I don't know if you remember where you were five years ago today. The country had been gripped with excitement about Live8 and the Olympic Bid, when in a flash, all that was forgotten.
In our school, in our small corner of Essex, the excitement changed to terror in a flash.
Fear and confusion were everywhere, no-one knew what was going on and we were scared. For me and my friends, it was compounded by the fact that we had not been gripped with excitement, we were struggling to deal with the fact that one of our friends' Dads' had been diagnosed with cancer. Grief, mingled with a sense that we were not grown up enough to handle the situation had dominated our week and now this.

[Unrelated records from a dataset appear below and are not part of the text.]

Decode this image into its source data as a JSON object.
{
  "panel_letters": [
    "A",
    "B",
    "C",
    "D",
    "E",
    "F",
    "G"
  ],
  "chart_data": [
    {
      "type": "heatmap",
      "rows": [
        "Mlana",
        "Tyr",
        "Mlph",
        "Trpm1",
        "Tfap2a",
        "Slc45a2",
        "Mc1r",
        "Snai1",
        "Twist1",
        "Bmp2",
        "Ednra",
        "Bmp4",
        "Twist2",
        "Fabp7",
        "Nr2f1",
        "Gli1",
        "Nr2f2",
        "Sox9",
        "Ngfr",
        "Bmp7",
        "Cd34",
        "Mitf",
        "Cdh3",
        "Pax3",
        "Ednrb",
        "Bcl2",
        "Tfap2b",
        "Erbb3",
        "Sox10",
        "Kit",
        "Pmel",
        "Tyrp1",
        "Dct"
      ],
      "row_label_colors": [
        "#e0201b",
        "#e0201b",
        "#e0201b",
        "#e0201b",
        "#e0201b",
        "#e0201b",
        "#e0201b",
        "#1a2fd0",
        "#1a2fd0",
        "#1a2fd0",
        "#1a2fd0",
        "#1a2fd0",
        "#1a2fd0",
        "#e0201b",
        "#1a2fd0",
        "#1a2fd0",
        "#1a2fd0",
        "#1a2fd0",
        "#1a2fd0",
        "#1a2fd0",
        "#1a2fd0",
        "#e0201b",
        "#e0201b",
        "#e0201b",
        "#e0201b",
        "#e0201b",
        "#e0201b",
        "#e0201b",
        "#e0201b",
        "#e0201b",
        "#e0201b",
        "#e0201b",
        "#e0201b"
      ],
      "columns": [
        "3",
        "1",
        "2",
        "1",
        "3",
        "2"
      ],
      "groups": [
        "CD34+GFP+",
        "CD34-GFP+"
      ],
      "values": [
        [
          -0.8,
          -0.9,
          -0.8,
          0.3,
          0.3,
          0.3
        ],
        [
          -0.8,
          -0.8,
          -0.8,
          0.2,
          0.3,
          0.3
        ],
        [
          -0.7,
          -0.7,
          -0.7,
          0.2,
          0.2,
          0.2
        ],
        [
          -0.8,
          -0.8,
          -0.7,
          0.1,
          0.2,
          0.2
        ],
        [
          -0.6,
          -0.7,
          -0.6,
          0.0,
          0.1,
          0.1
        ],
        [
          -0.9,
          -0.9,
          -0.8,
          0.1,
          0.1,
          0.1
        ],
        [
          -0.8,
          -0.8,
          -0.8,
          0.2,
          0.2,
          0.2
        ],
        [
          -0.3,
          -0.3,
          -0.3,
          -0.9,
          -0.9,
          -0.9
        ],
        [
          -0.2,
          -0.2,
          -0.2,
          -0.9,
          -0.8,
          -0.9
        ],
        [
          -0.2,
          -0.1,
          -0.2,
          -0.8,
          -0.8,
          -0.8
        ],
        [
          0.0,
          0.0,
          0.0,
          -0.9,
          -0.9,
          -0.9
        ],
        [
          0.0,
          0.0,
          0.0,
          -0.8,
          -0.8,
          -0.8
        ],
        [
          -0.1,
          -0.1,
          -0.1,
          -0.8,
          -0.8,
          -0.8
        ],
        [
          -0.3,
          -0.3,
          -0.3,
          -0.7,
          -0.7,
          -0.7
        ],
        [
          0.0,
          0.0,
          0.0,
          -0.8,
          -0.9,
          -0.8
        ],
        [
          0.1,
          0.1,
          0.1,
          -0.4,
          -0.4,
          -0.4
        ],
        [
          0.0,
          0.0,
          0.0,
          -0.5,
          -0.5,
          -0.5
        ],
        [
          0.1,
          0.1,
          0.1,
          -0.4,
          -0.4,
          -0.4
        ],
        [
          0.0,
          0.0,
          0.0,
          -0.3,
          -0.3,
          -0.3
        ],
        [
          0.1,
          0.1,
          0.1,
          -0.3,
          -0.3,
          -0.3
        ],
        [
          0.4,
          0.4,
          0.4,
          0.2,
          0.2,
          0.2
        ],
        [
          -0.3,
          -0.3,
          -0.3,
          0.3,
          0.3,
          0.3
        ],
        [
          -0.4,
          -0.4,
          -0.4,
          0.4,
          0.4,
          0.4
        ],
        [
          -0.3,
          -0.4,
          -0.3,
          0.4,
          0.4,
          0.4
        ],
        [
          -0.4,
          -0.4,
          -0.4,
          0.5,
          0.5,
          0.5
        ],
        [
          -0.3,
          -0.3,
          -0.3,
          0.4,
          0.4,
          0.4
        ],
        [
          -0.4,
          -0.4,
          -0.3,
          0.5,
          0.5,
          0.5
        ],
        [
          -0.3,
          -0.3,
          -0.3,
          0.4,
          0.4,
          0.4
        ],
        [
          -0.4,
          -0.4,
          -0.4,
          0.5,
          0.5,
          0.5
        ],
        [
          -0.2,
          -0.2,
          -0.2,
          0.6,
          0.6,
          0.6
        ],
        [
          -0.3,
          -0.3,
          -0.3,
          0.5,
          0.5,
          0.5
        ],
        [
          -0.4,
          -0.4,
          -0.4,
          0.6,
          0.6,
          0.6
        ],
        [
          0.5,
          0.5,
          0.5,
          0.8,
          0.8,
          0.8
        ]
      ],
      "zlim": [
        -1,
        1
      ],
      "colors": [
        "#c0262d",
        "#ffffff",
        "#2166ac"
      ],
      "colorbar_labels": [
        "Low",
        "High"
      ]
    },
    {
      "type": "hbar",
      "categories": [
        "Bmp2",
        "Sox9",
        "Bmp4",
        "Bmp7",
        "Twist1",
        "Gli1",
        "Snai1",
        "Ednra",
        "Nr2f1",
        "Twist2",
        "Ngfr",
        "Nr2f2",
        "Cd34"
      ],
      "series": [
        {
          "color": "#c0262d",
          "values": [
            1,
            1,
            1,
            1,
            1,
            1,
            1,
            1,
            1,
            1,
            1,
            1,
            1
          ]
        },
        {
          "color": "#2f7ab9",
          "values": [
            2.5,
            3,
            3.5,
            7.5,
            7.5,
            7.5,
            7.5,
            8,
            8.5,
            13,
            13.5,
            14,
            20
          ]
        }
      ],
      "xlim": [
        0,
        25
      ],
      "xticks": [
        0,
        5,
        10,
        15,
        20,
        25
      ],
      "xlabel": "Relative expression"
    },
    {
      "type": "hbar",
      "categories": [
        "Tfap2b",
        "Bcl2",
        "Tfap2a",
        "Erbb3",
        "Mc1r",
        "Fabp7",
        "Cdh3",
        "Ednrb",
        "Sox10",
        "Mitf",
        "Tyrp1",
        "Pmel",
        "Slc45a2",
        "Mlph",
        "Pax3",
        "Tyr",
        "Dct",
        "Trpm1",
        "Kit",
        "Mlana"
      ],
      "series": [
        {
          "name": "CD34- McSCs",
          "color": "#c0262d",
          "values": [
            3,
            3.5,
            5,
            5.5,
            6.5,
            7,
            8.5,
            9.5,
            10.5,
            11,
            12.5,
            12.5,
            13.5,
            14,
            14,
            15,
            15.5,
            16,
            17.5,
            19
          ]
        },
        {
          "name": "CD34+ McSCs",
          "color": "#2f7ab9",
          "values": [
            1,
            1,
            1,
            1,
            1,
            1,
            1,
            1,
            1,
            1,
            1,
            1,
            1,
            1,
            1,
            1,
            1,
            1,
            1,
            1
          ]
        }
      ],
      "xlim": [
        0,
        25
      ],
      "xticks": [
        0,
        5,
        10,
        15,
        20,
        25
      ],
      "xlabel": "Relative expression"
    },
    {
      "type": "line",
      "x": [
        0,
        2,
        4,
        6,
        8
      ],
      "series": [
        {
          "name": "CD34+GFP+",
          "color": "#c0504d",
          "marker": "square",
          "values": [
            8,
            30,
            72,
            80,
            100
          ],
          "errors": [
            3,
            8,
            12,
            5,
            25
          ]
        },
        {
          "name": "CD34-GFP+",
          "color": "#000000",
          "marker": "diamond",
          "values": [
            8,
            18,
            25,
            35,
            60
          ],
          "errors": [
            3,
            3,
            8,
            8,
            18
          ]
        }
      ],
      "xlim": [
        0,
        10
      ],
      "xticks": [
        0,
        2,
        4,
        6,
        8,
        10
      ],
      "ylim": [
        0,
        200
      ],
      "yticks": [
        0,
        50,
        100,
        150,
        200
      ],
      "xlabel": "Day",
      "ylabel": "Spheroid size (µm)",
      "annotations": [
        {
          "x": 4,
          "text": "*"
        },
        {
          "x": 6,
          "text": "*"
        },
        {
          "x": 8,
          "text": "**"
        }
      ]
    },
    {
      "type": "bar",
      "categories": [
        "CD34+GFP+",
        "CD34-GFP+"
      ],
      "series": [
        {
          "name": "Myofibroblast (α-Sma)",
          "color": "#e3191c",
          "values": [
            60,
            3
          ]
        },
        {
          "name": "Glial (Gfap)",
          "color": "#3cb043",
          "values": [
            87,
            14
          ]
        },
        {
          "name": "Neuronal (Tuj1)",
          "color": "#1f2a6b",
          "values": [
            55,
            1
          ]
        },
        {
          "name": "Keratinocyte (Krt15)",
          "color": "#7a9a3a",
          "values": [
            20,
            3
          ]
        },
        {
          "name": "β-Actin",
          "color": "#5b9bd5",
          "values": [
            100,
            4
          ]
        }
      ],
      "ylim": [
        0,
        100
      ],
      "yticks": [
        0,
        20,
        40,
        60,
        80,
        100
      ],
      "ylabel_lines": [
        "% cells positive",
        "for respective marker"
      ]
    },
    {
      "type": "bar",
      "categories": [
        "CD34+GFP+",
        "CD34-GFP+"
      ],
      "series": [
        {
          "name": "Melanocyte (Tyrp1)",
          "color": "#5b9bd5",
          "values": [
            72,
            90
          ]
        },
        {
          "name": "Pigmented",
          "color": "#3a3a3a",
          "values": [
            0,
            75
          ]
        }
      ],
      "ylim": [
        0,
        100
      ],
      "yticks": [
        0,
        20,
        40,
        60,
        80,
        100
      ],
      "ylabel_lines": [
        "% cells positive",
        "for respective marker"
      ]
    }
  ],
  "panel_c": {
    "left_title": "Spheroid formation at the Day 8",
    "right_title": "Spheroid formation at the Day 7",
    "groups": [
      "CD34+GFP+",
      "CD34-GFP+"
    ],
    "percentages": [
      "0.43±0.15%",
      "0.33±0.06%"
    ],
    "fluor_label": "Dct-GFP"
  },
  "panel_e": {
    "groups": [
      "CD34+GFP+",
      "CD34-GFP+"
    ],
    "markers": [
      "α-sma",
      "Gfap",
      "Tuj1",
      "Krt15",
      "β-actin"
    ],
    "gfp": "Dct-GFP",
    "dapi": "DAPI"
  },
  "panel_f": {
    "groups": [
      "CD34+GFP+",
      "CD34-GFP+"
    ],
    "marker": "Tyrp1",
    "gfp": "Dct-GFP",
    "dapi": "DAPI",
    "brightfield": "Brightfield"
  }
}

In at IT lesson, all work was abandoned as we all searched through internet news sites, desperate to get our hands on some information that could let us know if our loved ones were safe. Of course the phone lines were down so we were totally reliant on what the internet was telling us. Once we knew our own families were safe, we began to worry about the others we knew who could have been in danger. It was a horrendous day and I barely had space in my head to be thankful that everyone I knew was safe.
I think that week, in all of its terror, I learnt what it means to cry out to God in a new way. I was only fourteen and I had never prayed in that way before, I was truly crying out to God - lamenting. I wanted answers and comfort.
I was reaching beyond any kind of pretence I may have had around my faith or God. This was a gut wrenching cry of agony, and in its midst I knew God was there. I didn't understand, I was hurting, but God was Lord.
It was an important lesson for me. To call out to God in a new way, to cry out in pain - but not forget the sovreignty, the power and the love of God. I learnt to thank God when it feels like there is little to be thankful for.
Today I thank God, for the past five years, for their beauty and brokenness and the for the hope that arises from that.